The key moment is the arrival of food on the tableUsually, the hosts, with the noble purpose of not neglecting their guests by spending the evening in the kitchen, take the thought of the foodstuffs out of their minds by serving everything at once, appetizers, entrees, salads (how many salads!), main courses and dessert. And the crush around the buffet immediately becomes chaotic, the plates loaded with food to the hilt (given the air there is a risk of having a few courses blown off), piled up and mixed with each other in defiance of any banal gastronomic rule.
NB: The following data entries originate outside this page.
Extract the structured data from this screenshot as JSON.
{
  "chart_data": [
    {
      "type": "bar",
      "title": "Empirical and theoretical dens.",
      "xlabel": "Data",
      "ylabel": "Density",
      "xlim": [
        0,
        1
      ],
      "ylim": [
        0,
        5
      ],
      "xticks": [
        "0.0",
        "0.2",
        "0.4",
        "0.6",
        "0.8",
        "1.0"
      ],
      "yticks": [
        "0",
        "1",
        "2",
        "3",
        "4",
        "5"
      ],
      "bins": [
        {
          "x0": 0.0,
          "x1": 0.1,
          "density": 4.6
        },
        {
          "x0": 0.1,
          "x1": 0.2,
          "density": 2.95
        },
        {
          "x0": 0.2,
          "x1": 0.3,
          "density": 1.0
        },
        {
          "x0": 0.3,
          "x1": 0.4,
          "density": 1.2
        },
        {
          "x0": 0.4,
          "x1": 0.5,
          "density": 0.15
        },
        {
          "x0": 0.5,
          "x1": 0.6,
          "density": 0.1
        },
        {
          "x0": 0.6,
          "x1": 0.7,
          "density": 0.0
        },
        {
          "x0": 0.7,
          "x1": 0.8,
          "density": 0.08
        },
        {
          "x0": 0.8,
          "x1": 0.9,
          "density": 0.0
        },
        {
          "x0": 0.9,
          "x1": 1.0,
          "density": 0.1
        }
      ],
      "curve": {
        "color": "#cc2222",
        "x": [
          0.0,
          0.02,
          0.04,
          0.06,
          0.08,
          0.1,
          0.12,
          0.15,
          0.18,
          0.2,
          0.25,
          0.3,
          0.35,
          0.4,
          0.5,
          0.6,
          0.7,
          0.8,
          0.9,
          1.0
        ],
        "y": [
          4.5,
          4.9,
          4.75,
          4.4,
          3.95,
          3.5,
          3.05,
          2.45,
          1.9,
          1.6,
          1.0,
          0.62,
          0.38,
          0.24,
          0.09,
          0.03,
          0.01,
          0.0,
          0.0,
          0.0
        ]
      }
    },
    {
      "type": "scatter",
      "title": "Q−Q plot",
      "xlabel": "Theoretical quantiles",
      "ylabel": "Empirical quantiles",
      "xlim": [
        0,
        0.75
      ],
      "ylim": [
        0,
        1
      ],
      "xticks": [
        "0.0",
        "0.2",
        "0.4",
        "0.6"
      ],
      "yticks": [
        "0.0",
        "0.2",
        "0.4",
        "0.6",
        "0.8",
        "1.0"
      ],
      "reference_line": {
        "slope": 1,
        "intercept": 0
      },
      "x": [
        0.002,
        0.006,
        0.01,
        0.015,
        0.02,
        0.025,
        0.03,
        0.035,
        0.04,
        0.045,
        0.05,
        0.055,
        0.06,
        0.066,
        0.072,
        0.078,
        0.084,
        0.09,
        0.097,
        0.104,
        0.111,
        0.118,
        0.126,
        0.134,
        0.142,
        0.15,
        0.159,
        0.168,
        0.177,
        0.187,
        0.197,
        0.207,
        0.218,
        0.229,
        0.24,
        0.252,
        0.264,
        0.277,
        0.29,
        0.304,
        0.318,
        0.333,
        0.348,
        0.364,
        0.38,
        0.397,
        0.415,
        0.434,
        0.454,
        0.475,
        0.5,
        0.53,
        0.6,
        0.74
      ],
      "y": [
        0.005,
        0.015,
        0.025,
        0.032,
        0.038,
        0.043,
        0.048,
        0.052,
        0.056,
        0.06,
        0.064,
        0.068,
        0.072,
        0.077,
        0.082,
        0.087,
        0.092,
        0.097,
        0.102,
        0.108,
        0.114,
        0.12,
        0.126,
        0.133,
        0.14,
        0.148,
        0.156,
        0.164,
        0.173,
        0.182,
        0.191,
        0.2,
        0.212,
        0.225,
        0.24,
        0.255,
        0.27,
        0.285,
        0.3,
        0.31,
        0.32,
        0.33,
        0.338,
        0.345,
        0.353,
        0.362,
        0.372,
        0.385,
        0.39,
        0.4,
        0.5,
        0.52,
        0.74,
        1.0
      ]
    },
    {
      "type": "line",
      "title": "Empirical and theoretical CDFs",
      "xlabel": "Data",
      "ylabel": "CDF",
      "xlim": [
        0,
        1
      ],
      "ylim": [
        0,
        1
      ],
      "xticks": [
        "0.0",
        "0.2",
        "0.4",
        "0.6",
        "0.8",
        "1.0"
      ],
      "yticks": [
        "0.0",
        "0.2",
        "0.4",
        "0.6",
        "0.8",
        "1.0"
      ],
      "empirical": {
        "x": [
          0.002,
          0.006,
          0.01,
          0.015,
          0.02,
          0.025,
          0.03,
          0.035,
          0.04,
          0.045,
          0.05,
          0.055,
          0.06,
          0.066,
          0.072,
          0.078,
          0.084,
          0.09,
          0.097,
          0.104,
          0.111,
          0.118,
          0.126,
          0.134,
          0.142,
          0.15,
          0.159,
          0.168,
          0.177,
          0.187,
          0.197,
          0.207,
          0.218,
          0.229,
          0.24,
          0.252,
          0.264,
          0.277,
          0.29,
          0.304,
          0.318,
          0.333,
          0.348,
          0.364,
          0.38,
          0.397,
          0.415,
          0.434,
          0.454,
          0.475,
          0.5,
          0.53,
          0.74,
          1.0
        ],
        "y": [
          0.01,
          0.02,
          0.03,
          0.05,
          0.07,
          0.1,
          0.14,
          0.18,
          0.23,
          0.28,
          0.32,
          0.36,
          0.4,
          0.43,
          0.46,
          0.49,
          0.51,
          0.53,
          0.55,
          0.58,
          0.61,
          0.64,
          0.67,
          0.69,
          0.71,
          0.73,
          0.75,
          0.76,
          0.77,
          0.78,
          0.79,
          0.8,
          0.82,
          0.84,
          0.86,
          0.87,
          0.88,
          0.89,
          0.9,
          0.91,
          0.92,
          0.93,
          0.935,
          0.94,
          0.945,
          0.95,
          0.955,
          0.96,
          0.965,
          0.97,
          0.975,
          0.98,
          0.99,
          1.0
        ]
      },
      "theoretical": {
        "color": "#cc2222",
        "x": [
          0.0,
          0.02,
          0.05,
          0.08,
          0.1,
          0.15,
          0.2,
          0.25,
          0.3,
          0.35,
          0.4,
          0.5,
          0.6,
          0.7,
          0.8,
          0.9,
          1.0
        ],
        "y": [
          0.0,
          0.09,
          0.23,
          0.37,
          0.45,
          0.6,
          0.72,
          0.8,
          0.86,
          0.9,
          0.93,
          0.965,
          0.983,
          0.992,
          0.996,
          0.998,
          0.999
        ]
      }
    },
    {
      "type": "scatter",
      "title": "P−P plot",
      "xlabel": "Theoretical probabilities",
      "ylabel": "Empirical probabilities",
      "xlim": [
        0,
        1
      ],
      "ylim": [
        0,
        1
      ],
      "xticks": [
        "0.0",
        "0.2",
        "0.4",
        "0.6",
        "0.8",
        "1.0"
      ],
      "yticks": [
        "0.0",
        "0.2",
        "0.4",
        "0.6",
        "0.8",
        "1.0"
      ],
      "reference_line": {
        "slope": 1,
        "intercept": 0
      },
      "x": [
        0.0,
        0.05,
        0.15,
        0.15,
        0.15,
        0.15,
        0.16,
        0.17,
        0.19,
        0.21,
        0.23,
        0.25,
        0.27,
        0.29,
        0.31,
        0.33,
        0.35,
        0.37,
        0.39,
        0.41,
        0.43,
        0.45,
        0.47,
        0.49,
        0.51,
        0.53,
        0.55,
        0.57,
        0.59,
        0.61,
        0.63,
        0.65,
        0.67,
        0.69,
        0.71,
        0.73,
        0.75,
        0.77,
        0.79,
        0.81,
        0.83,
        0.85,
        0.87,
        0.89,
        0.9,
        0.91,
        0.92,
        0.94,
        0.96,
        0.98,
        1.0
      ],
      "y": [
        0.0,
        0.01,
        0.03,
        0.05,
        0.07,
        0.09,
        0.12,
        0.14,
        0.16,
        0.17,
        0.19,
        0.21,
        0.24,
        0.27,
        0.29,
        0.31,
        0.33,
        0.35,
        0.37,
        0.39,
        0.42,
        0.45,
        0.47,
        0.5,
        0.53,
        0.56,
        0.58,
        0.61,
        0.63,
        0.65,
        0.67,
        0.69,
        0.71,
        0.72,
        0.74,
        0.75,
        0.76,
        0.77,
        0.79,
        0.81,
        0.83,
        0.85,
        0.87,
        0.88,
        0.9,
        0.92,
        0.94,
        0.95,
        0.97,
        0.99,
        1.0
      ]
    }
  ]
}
The fastest run to grab a windowsill, the piano keyboard, a free shelf in the bookcase. All the others begin an awkward, moving dance in search of a balance they will never find. Their plate in the left, which flexes under the weight of the food and scalds. In the right the glass, which must not be gripped vigorously or it will crumple. In the same hand also a fork, held between the thumb and ring finger. While bread can be held, if it is sliced, between the knuckles of the index and middle fingers.

The (lost) challenge to Newton’s laws

Dropped dish, standing dinner

Succeeding in this would all be solved if food did not always, invariably require, the aid of more efficient cutlery than the plastic ones provided.

The less sure-handed guests spill everything on themselves. The refined skip dinner. Most patients get on a waiting list for the armrest of a chair. The wildest creativity is unleashed in everyone: it turns out that the mouth can be used not only for eating but also for holding, temporarily, the fork, a breadstick, a celery stick taken from the crudité tray. One looks for ravines where to temporarily rest the glass certain to find it again, alone and untouched, after a few minutes. The pockets of the jacket become too strong a temptation to store everything that is dry and does not leave too much residue. Someone defies the chill of the night and conquers the terrace, with its windowsills, drying rack, washing machine, all unexpected and wonderful footholds.

The all-honey sweethearts, hinting at the intention of erotic transgressions, slip into the hosts’ bedroom, scan coats and furs from the bed and set, quietly, on the bedside table.

Around midnight it is all a chorus of praise, “What a beautiful evening!”